NASA plans a return to a decades-old tradition of developing and flying experimental aircraft projects, or “X-planes”, in order to achieve new breakthroughs in supersonic and subsonic aeronautics research under the Fiscal 2017 budget proposal submitted to Congress on 9 February.
The budget request reveals a 23% leap in funding for NASA’s aeronautics research division, rising from $640 million in Fiscal 2016 to $790 million next year. The agency also released a 10-year outlook with aeronautics funding peaking at $1.3 billion Fiscal 2023, when possibly two planned X-planes are scheduled to be operating.
“It felt like Christmas in January,” says Jaiwon Shin, NASA’s associate administrator for aeronautics research, recalling the moment when the agency’s final request was confirmed.
The funding levels still track well below the $2 billion annual sums once allocated to NASA’s aeronautics branch through the 1980s, but are still roughly double the average spending enacted over the last decade.
X-planes are usually associated with US military projects, but NASA and its predecessor agency have a long history of achieving aeronautic breakthroughs in the air, especially from the late 1940s to the early 1950s, with such projects as the supersonic Bell X-1 and the hypersonic North American X-15.

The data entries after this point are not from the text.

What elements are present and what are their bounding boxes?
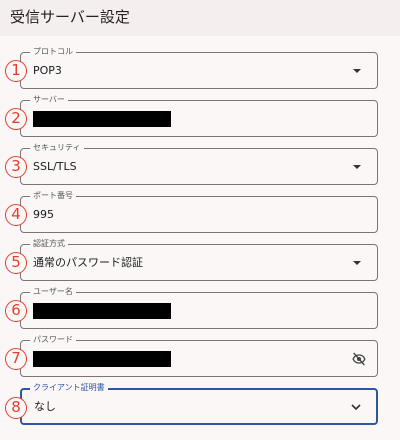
client-certificate-value: なし <box>34 400 56 413</box>
auth-method-label: 認証方式 <box>30 238 68 250</box>
security-label: セキュリティ <box>30 142 84 154</box>
number-badge-6: 6 <box>5 300 27 322</box>
client-certificate-label: クライアント証明書 <box>30 382 108 394</box>
number-badge-5: 5 <box>5 252 27 274</box>
auth-method-select[interactable]: 認証方式 通常のパスワード認証 <box>20 238 378 281</box>
number-badge-1: 1 <box>5 60 27 82</box>
caret-down-icon[interactable] <box>353 69 361 73</box>
number-badge-8: 8 <box>5 397 27 419</box>
password-field[interactable]: パスワード <box>20 334 378 377</box>
protocol-label: プロトコル <box>30 46 76 58</box>
auth-method-value: 通常のパスワード認証 <box>33 256 143 269</box>
port-field[interactable]: ポート番号 995 <box>20 190 378 233</box>
page-title: 受信サーバー設定 <box>10 8 130 26</box>
port-label: ポート番号 <box>30 190 76 202</box>
chevron-down-icon[interactable] <box>350 401 362 413</box>
protocol-value: POP3 <box>33 64 62 77</box>
number-badge-4: 4 <box>5 204 27 226</box>
client-certificate-select[interactable]: クライアント証明書 なし <box>20 382 378 425</box>
caret-down-icon[interactable] <box>353 261 361 265</box>
security-value: SSL/TLS <box>33 160 77 173</box>
protocol-select[interactable]: プロトコル POP3 <box>20 46 378 89</box>
password-label: パスワード <box>30 334 76 346</box>
redacted-username-value <box>33 303 171 319</box>
caret-down-icon[interactable] <box>353 165 361 169</box>
number-badge-7: 7 <box>5 348 27 370</box>
username-field[interactable]: ユーザー名 <box>20 286 378 329</box>
port-value: 995 <box>33 208 54 221</box>
redacted-server-value <box>33 111 171 127</box>
server-field[interactable]: サーバー <box>20 94 378 137</box>
eye-off-icon[interactable] <box>351 351 367 367</box>
number-badge-3: 3 <box>5 156 27 178</box>
security-select[interactable]: セキュリティ SSL/TLS <box>20 142 378 185</box>
redacted-password-value <box>33 351 171 367</box>
number-badge-2: 2 <box>5 108 27 130</box>
username-label: ユーザー名 <box>30 286 76 298</box>
server-label: サーバー <box>30 94 68 106</box>
app-header: 受信サーバー設定 <box>0 0 400 36</box>
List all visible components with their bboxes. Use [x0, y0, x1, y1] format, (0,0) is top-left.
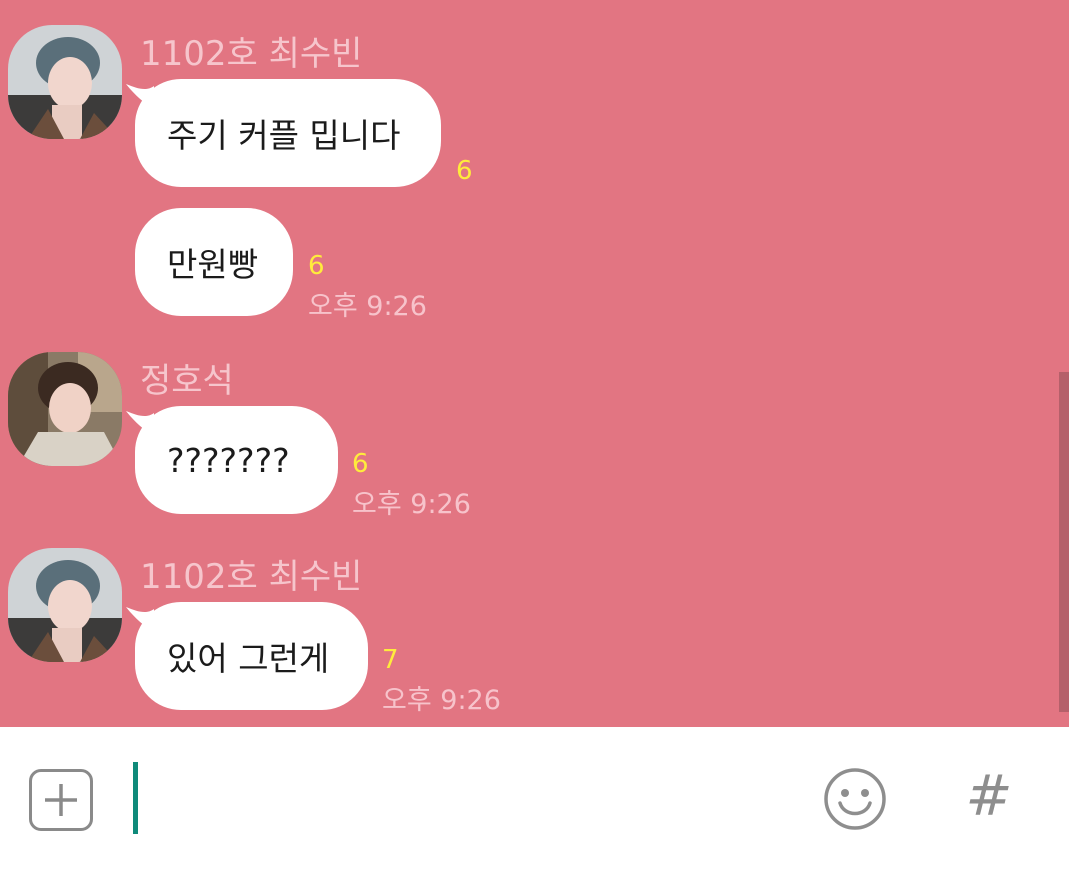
profile-photo-icon: [8, 352, 122, 466]
sender-name: 1102호 최수빈: [140, 34, 363, 74]
profile-photo-icon: [8, 25, 122, 139]
add-attachment-button[interactable]: [29, 769, 93, 831]
message-time: 오후 9:26: [308, 291, 427, 322]
message-text: 만원빵: [167, 245, 259, 284]
text-input-cursor[interactable]: [133, 762, 138, 834]
hashtag-button[interactable]: #: [962, 765, 1016, 829]
sender-avatar[interactable]: [8, 25, 122, 139]
unread-count: 7: [382, 645, 399, 675]
scrollbar[interactable]: [1059, 372, 1069, 712]
message-text: 있어 그런게: [167, 639, 330, 678]
message-text: 주기 커플 밉니다: [167, 116, 401, 155]
input-bar: #: [0, 727, 1069, 871]
message-bubble[interactable]: ???????: [135, 406, 338, 514]
unread-count: 6: [308, 251, 325, 281]
sender-avatar[interactable]: [8, 352, 122, 466]
chat-area[interactable]: 1102호 최수빈 주기 커플 밉니다 6 만원빵 6 오후 9:26 정호석 …: [0, 0, 1069, 727]
unread-count: 6: [352, 449, 369, 479]
profile-photo-icon: [8, 548, 122, 662]
message-time: 오후 9:26: [352, 489, 471, 520]
sender-name: 정호석: [140, 361, 234, 401]
message-bubble[interactable]: 만원빵: [135, 208, 293, 316]
message-bubble[interactable]: 있어 그런게: [135, 602, 368, 710]
unread-count: 6: [456, 156, 473, 186]
message-time: 오후 9:26: [382, 685, 501, 716]
sender-name: 1102호 최수빈: [140, 557, 363, 597]
sender-avatar[interactable]: [8, 548, 122, 662]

In more recent decades, NASA has diverted its research mainly to the laboratory and the wind tunnel, while maintaining a small fleet of research aircraft, including the miniature-scale Boeing X-48 hybrid wing body.
But Shin has been pushing for a decade to revive the agency’s X-plane tradition. Shin played a key role in developing the first presidential policy for aeronautics research and development, which encouraged the use of X-planes to validate laboratory and wind tunnel findings in the air.
“We have been doing a lot of groundwork to get to this point,” Shin says.
Rendering of Boeing's concept aircraft. Courtesy NASA.
As early as 2012, NASA appeared poised to soon launch a hybrid wing body X-plane programme, capping a five-year investment in laboratory work and subscale flight research as part of the environmentally responsible aviation (ERA) project. But the X-plane was shelved in the 2013 budget request after agency officials decided several key technologies, including a new method for building non-circular, pressurized composite structures, remained premature.
In the meantime, NASA’s high-speed research office recently completed a series of studies showing that technology available today should be able to muffle the sonic boom produced by a supersonic aircraft, thus potentially allowing civil aircraft to fly overland above Mach 1.0.
NASA will develop a preliminary design for a supersonic X-plane in Fiscal 2016, then launch a competition next year to develop and build the low-boon supersonic demonstrator (LBSD). Flight tests could begin as early as 2021.
NASA also will launch in Fiscal 2017 a preliminary design for a hybrid wing body, subsonic demonstrator. But the hybrid wing body will compete with two other concepts – a horizontally-aligned double-bubble airframe and a truss-braced wing – to be developed as NASA’s next subsonic X-plane.
The budget also includes funding to develop other research demonstrators, including sub-scaled aircraft powered by hybrid-electric propulsion systems.